Callable returning an initial State.

required
**kwargs Any

Forwarded to initial_state_fn (e.g., size, densities, seed).

{}

gridstate property

Return the current state as a GridState dataclass

close()

Release any renderer resources (no-op placeholder).

render(mode=None)

Render the current state.

Parameters:

Name Type Description Default
mode str | None

"human" to display, "rgb_array" to return PIL image. Defaults to the instance's configured render mode.

None

reset(*, seed=None, options=None)

Start a new episode.

Parameters:

Name Type Description Default
seed int | None

Currently unused (procedural seed is passed via kwargs on construction).

None
options dict | None

Gymnasium options (unused).

None

Returns:

Type Description
tuple[ImageObservation | GridState, dict[str, object]]

Tuple[ImageObservation, dict]: ImageObservation dict and empty info dict per Gymnasium API.

state_info()

Return structured info sub-dict used in observations.

step(action)

Apply one environment step.

Parameters:

Name Type Description Default
action int | integer | Action

Integer index (or Action enum member) selecting an action from the discrete action space.

required

Returns:

Type Description
tuple[ImageObservation | GridState, float, bool, bool, dict[str, object]]

Tuple[ImageObservation, float, bool, bool, dict]: (observation, reward, terminated, truncated, info).

HealthInfo

Bases: TypedDict

Health block; -1 indicates missing (agent has no health component).

ImageObservation

Bases: TypedDict

Top‑level observation returned by the environment.

image: RGBA image array (H x W x 4, dtype=uint8) info: Rich structured dictionaries (see InfoDict).

InfoDict

Bases: TypedDict

Full structured info payload accompanying every observation.

InventoryItem

Bases: TypedDict

Inventory item entry (key / core / coin / generic item).

StatusInfo

Bases: TypedDict

Environment status (score, phase, current turn).

agent_observation_dict(state, agent_id)

Compose structured agent sub‑observation.

Includes health, list of active effect entries, and inventory items.
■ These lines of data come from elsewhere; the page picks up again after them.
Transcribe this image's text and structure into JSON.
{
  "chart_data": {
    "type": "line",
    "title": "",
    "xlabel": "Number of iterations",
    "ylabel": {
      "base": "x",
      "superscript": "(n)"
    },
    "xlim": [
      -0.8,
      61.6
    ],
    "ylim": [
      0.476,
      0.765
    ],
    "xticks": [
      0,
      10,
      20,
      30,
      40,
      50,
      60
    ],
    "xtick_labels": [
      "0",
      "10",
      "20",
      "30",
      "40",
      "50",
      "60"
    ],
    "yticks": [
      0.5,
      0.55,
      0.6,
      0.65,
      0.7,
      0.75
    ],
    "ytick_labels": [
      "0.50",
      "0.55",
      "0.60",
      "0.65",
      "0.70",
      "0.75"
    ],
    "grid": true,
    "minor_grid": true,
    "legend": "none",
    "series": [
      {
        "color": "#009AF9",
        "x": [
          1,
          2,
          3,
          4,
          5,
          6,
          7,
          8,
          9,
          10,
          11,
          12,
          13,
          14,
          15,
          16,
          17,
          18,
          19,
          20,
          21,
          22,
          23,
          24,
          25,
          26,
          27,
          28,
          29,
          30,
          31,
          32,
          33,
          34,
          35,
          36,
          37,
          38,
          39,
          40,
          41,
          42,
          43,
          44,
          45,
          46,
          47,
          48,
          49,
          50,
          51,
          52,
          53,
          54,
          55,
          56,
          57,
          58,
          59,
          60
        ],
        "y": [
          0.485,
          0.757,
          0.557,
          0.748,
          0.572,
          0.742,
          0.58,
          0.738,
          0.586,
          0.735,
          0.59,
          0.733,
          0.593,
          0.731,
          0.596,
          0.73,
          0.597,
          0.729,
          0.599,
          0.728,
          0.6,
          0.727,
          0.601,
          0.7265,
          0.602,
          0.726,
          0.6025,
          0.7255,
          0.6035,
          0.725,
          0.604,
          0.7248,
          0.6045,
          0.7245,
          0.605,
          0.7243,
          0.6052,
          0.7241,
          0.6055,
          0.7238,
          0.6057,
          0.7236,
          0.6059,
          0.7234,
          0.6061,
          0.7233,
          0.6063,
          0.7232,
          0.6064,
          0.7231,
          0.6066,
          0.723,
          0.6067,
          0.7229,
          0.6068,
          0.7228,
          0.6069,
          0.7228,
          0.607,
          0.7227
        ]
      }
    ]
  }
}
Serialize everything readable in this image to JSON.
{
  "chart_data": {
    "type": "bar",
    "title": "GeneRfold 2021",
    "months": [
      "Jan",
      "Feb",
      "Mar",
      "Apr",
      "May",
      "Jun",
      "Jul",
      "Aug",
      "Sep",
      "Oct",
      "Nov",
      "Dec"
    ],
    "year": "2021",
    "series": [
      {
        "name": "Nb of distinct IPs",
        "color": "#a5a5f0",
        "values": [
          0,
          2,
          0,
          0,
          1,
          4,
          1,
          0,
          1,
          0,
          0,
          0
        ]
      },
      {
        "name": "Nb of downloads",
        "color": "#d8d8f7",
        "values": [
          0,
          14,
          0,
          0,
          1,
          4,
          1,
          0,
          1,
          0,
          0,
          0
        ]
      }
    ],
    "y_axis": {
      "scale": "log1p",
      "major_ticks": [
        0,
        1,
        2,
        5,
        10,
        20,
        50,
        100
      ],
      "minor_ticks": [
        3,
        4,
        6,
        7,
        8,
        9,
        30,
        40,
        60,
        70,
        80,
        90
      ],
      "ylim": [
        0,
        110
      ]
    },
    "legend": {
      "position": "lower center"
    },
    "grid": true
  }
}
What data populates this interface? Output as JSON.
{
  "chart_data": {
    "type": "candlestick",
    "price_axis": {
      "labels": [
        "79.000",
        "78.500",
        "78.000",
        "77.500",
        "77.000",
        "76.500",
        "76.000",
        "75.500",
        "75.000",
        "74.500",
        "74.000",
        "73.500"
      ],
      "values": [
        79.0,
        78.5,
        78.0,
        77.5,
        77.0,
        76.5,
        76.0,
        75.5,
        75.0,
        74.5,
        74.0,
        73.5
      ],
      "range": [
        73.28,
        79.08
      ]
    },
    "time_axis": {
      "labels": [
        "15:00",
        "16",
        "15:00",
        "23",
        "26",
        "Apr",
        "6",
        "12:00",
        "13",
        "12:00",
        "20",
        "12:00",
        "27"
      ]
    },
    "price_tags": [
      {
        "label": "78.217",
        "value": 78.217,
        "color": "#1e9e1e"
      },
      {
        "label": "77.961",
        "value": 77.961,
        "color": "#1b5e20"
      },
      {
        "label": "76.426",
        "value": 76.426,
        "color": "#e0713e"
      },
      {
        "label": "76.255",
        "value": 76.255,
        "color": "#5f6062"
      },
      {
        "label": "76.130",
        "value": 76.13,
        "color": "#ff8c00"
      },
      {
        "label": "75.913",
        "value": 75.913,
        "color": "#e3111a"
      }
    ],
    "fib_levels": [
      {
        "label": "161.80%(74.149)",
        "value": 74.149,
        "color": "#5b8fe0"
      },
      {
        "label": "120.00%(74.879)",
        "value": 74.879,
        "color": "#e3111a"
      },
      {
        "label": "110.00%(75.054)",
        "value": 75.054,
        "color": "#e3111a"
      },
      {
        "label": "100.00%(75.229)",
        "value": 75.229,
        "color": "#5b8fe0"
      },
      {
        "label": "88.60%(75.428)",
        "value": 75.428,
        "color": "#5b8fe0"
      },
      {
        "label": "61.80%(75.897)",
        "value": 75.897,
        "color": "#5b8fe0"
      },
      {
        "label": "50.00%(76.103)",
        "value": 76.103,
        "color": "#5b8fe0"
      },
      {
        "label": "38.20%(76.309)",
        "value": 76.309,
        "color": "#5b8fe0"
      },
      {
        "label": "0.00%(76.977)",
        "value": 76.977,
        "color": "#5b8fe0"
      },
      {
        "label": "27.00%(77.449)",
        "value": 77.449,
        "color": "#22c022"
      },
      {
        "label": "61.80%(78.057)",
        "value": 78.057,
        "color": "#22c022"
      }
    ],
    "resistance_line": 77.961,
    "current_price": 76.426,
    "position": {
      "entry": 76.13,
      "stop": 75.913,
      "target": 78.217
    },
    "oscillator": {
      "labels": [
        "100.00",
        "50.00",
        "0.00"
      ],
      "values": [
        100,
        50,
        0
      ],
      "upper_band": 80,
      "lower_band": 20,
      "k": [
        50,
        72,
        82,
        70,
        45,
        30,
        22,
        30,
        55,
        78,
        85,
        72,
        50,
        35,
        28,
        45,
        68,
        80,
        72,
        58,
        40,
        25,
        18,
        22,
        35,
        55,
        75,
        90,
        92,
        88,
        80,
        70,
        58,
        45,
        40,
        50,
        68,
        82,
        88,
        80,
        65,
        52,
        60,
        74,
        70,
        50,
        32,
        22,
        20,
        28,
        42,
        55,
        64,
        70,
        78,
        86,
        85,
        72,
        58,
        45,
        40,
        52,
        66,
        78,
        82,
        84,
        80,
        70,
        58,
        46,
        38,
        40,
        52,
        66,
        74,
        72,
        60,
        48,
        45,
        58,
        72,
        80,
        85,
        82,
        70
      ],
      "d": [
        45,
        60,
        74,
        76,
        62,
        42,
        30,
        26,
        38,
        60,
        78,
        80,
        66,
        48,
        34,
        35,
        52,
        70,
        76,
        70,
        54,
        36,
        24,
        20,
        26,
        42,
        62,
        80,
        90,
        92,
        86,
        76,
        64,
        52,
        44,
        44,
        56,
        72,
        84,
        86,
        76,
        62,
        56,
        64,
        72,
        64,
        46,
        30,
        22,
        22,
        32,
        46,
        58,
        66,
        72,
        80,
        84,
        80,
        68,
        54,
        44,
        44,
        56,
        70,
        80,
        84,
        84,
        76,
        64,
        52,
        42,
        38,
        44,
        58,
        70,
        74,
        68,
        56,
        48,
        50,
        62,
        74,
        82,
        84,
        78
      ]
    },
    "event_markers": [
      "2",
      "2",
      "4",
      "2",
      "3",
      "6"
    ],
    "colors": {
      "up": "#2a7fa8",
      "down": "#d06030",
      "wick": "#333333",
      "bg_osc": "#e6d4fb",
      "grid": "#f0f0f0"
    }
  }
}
Missing health is represented by None values which are later converted to sentinel numbers in the space definition (-1) when serialized to numpy arrays (Gym leaves them as ints here).

env_config_observation_dict(state)

Config portion of observation (function names, seed, dimensions).

env_status_observation_dict(state)

Status portion of observation (score, phase, turn).